Il risultato più eclatante dell'operazione è l'allontanamento di un cittadino del Gambia, risultato privo di permesso di soggiorno. L'uomo è stato rintracciato durante le attività di screening nelle aree sensibili e, dopo gli accertamenti del caso, accompagnato con le procedure previste in un Centro di Permanenza per il Rimpatrio (CPR) fuori regione. Per lui si aprono ora le porte dell'espulsione immediata. Parallelamente, un altro straniero è stato fermato mentre era alla guida con documenti irregolari: per lui è scattata una sanzione amministrativa e il ritiro immediato della patente.
L'operazione non si è limitata a interventi estemporanei. Le forze dell'ordine hanno passato al setaccio le aree della città storicamente più esposte al degrado: parchi pubblici, immobili dismessi e periferie. I posti di controllo sono stati cinque, posizionati sulle principali arterie di scorrimento per intercettare veicoli sospetti e prevenire furti. Il bilancio finale parla di 127 persone identificate, tutte sottoposte a verifiche approfondite nelle banche dati delle forze di polizia, e 59 veicoli controllati.

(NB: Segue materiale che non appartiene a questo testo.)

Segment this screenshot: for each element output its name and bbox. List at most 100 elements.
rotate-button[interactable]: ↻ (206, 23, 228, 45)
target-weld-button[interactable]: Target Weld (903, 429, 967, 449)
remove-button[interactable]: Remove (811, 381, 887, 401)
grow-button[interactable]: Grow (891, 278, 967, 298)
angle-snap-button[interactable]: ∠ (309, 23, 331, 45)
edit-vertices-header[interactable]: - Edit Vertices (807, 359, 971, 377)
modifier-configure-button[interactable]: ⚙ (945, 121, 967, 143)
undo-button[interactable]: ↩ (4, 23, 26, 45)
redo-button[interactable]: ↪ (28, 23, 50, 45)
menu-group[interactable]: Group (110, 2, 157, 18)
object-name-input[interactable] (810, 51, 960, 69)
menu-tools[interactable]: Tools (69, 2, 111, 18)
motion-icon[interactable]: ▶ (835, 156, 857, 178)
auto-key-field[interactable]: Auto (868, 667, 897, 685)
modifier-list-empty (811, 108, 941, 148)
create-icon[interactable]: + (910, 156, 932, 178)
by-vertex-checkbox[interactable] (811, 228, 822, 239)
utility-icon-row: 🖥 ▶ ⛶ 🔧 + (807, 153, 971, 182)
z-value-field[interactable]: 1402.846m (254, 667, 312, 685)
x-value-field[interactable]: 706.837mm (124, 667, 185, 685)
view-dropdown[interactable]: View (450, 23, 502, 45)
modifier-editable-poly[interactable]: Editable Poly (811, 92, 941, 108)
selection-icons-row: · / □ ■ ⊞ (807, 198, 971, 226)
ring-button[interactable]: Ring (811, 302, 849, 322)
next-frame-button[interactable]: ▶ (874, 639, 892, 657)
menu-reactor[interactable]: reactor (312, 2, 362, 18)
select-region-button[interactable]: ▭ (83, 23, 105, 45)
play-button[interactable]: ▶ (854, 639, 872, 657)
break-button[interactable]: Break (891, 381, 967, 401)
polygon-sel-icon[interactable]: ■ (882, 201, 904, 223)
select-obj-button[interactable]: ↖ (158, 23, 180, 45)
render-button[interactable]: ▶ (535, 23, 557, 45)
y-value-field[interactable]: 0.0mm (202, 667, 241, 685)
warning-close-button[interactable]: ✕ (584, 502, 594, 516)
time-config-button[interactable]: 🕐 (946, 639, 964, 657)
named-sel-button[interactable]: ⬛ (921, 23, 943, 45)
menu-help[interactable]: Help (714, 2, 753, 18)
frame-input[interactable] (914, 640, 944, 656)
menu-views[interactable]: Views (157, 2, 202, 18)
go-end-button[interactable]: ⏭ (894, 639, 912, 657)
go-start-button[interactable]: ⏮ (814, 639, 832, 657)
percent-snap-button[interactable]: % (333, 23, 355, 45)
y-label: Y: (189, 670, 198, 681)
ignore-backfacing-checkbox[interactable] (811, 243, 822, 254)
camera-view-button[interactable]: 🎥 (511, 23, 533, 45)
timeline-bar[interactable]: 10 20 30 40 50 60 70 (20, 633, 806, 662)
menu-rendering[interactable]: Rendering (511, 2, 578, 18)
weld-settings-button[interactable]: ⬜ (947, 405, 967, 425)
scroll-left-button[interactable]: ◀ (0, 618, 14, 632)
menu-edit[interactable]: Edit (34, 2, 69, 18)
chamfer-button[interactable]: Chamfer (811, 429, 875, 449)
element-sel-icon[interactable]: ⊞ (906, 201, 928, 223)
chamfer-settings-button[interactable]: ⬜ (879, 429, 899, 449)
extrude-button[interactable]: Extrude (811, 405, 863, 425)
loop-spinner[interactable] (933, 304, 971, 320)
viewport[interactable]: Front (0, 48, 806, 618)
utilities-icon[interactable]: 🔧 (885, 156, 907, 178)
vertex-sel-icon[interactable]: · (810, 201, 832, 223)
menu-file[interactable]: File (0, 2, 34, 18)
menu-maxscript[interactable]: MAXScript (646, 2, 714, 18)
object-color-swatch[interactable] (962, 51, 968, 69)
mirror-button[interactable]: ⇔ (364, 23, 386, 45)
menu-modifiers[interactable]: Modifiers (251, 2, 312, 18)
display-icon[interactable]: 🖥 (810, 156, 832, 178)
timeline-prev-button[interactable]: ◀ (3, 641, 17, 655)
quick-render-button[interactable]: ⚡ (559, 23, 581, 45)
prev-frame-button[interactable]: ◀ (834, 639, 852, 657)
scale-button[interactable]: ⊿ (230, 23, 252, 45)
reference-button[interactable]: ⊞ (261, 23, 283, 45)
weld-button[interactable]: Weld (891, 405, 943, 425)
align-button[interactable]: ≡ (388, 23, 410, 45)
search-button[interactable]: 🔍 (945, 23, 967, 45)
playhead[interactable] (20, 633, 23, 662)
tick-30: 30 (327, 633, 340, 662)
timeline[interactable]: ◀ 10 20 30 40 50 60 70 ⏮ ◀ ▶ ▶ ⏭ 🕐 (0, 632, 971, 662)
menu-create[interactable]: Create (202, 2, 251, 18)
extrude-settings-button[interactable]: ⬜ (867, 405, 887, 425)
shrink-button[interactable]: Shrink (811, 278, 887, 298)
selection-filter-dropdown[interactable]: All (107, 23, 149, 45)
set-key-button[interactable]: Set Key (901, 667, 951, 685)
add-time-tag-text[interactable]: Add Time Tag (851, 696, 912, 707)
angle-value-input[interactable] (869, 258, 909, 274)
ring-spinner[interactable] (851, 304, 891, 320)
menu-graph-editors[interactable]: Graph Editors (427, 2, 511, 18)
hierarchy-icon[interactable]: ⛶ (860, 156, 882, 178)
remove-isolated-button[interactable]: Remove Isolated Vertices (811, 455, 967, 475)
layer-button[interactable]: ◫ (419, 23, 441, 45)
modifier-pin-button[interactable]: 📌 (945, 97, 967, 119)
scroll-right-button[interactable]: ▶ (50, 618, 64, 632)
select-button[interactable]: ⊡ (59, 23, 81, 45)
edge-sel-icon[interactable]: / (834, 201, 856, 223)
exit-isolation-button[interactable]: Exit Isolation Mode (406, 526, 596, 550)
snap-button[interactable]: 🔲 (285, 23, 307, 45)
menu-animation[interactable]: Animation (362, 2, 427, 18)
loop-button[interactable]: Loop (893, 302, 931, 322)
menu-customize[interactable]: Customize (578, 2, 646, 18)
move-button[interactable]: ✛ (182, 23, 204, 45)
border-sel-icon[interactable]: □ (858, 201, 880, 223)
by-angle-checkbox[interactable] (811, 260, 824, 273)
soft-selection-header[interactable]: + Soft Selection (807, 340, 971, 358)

Attenzione particolare è stata riservata anche al mondo del commercio. Sono stati due gli esercizi commerciali ispezionati dagli agenti della Divisione Amministrativa, con verifiche volte a stanare eventuali irregolarità, situazioni di lavoro nero o condizioni di sfruttamento. Un'attività che conferma la strategia del questore Abenante: la sicurezza non si gioca solo per strada, ma anche nei luoghi dove si annidano economia illegale e sfruttamento. “Questo tipo di operazioni - aveva spiegato in più occasioni il questore nei briefing operativi -conferma la costante attenzione delle Forze dell'ordine ternane nel presidiare il territorio e nel contrastare con determinazione ogni forma di illegalità, a partire dall'immigrazione irregolare. I servizi ad Alto Impatto proseguiranno con regolarità, in un'ottica di prevenzione strutturata e di controllo capillare”.

Mentre le pattuglie operavano sul campo, nella sede della Divisione Anticrimine della Questura si definiva un'altra partita, altrettanto decisiva per la sicurezza cittadina. Il questore Michele Abenante ha firmato un pacchetto di misure di prevenzione personali che vanno a colpire soggetti già noti alle cronache giudiziarie. Sono tre i provvedimenti di divieto di ritorno, meglio noti come DACUR (Divieto di Accesso ai Centri Urbani), emessi nei confronti di altrettanti cittadini stranieri. I destinatari risultano coinvolti in episodi di spaccio di sostanze stupefacenti e in reati contro il patrimonio; per loro l'accesso a determinate aree del territorio comunale è ora precluso.
A questi si aggiungono due avvisi orali, notificati a soggetti - sia italiani sia stranieri - con un curriculum di precedenti di polizia. L'avviso orale rappresenta il primo gradino delle misure di prevenzione: è un monito formale, un invito a cambiare condotta. Se ignorato, può trasformarsi in misure ben più pesanti come la sorveglianza speciale o il foglio di via obbligatorio. Con questi ultimi provvedimenti, sale a una dozzina il numero di persone allontanate dalla città o sottoposte a stretto monitoraggio nelle ultime settimane per iniziativa della Questura di Terni.
La strategia del questore Abenante si muove dunque su un doppio binario: da un lato la presenza fisica e rassicurante delle pattuglie, dall'altro l'uso mirato degli strumenti normativi per allontanare i soggetti pericolosi. Un metodo che punta a restituire respiro ai quartieri e a rispondere alle sollecitazioni che arrivano dai comitati di residenti, stanchi di convivere con spaccio e degrado. Dai vertici della Questura fanno sapere che “i servizi di controllo del territorio nelle aree della movida cittadina e l'attività di prevenzione della Polizia di Stato proseguiranno anche nelle prossime settimane con l'obiettivo di garantire sicurezza, legalità e tutela delle persone più vulnerabili”.